Code of the District of Columbia

§ 16–4403. When chapter applies.

(a) This chapter governs an agreement to arbitrate made on or after [February 27, 2008].

(b) This chapter governs an agreement to arbitrate made before [February 27, 2008] if all the parties to the agreement or to the arbitration proceeding so agree in a record.

(c)(1) Any provision in an insurance policy with a consumer that requires binding arbitration is void and unenforceable.

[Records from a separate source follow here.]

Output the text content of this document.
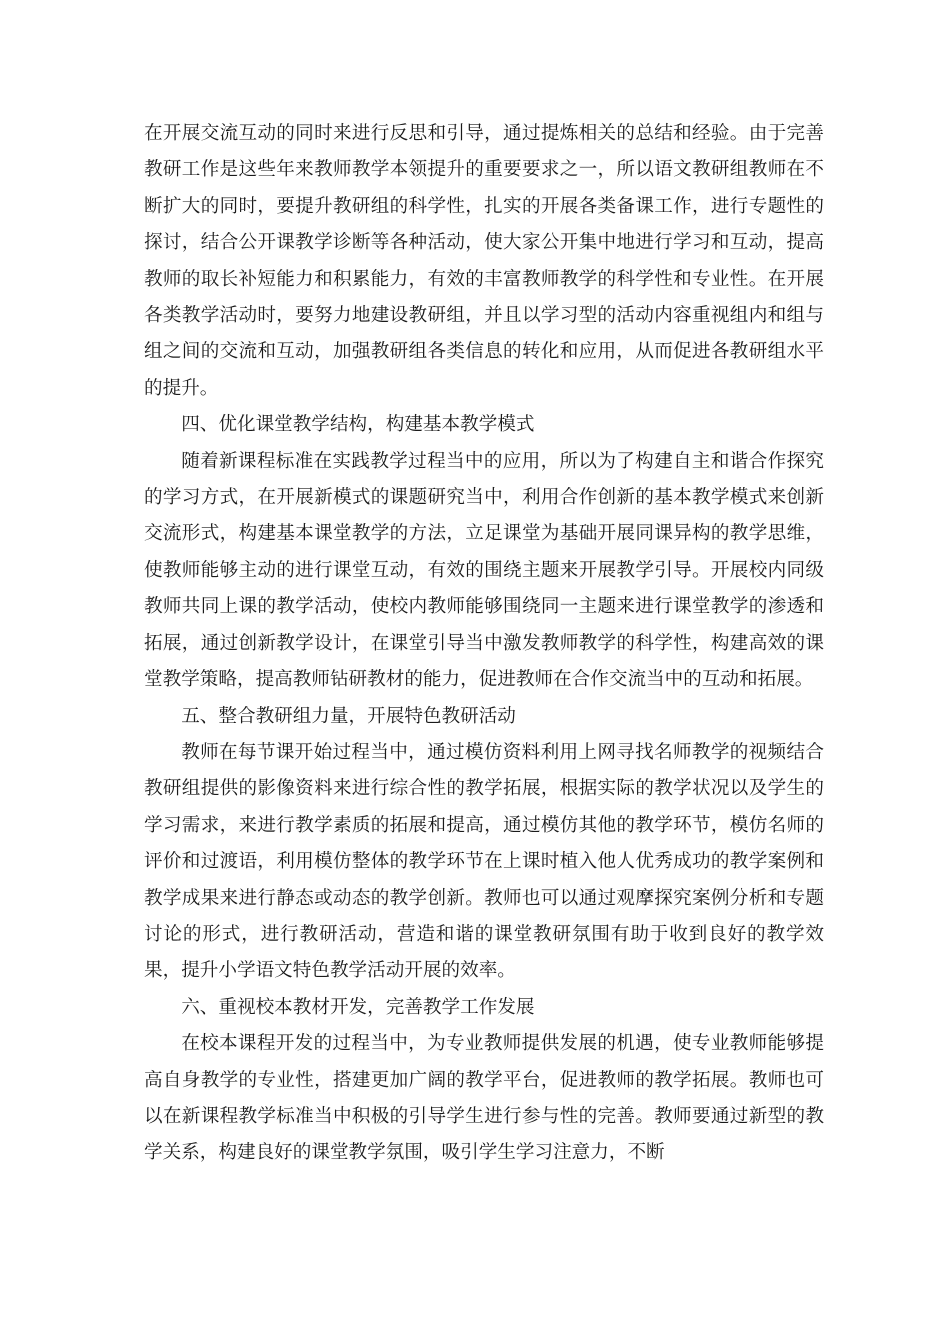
在开展交流互动的同时来进行反思和引导，通过提炼相关的总结和经验。由于完善教研工作是这些年来教师教学本领提升的重要要求之一，所以语文教研组教师在不断扩大的同时，要提升教研组的科学性，扎实的开展各类备课工作，进行专题性的探讨，结合公开课教学诊断等各种活动，使大家公开集中地进行学习和互动，提高教师的取长补短能力和积累能力，有效的丰富教师教学的科学性和专业性。在开展各类教学活动时，要努力地建设教研组，并且以学习型的活动内容重视组内和组与组之间的交流和互动，加强教研组各类信息的转化和应用，从而促进各教研组水平的提升。

四、优化课堂教学结构，构建基本教学模式

随着新课程标准在实践教学过程当中的应用，所以为了构建自主和谐合作探究的学习方式，在开展新模式的课题研究当中，利用合作创新的基本教学模式来创新交流形式，构建基本课堂教学的方法，立足课堂为基础开展同课异构的教学思维，使教师能够主动的进行课堂互动，有效的围绕主题来开展教学引导。开展校内同级教师共同上课的教学活动，使校内教师能够围绕同一主题来进行课堂教学的渗透和拓展，通过创新教学设计，在课堂引导当中激发教师教学的科学性，构建高效的课堂教学策略，提高教师钻研教材的能力，促进教师在合作交流当中的互动和拓展。

五、整合教研组力量，开展特色教研活动

教师在每节课开始过程当中，通过模仿资料利用上网寻找名师教学的视频结合教研组提供的影像资料来进行综合性的教学拓展，根据实际的教学状况以及学生的学习需求，来进行教学素质的拓展和提高，通过模仿其他的教学环节，模仿名师的评价和过渡语，利用模仿整体的教学环节在上课时植入他人优秀成功的教学案例和教学成果来进行静态或动态的教学创新。教师也可以通过观摩探究案例分析和专题讨论的形式，进行教研活动，营造和谐的课堂教研氛围有助于收到良好的教学效果，提升小学语文特色教学活动开展的效率。

六、重视校本教材开发，完善教学工作发展

在校本课程开发的过程当中，为专业教师提供发展的机遇，使专业教师能够提高自身教学的专业性，搭建更加广阔的教学平台，促进教师的教学拓展。教师也可以在新课程教学标准当中积极的引导学生进行参与性的完善。教师要通过新型的教学关系，构建良好的课堂教学氛围，吸引学生学习注意力，不断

(2) An insurance policy with a consumer may permit the resolution of disputes through arbitration; provided, that:

(A) The decision to arbitrate is made by the parties at the time a dispute arises; and

(B) The decision whether to arbitrate is not a condition for continued policy coverage under the same terms that otherwise would apply.

(3) If the parties to an insurance policy with a consumer elect to arbitrate, the provisions of this chapter shall apply.

(d) A provision for mandatory binding arbitration within a consumer arbitration agreement is void and unenforceable except to the extent federal law provides for its enforceability.

(e) On or after July 1, 2009, this chapter governs an agreement to arbitrate whenever made.

(f)(1) This chapter does not apply to any arbitrator or any arbitration organization in an arbitration proceeding governed by rules adopted by a securities self-regulatory organization; provided, that the rules are approved by the United States Securities and Exchange Commission under federal law.

(2) For the purposes of this paragraph, the term “securities self-regulatory organization” means:

(A) A securities exchange registered under the federal Securities Exchange Act of 1934, approved June 6, 1934 (48 Stat. 881; 15 U.S.C. § 78a et seq.) (“Securities Exchange Act”);

(B) A national securities association of broker-dealers registered under the Securities Exchange Act;

(C) A clearing agency registered under the Securities Exchange Act; or

(D) The Municipal Securities Rulemaking Board established under the Securities Exchange Act.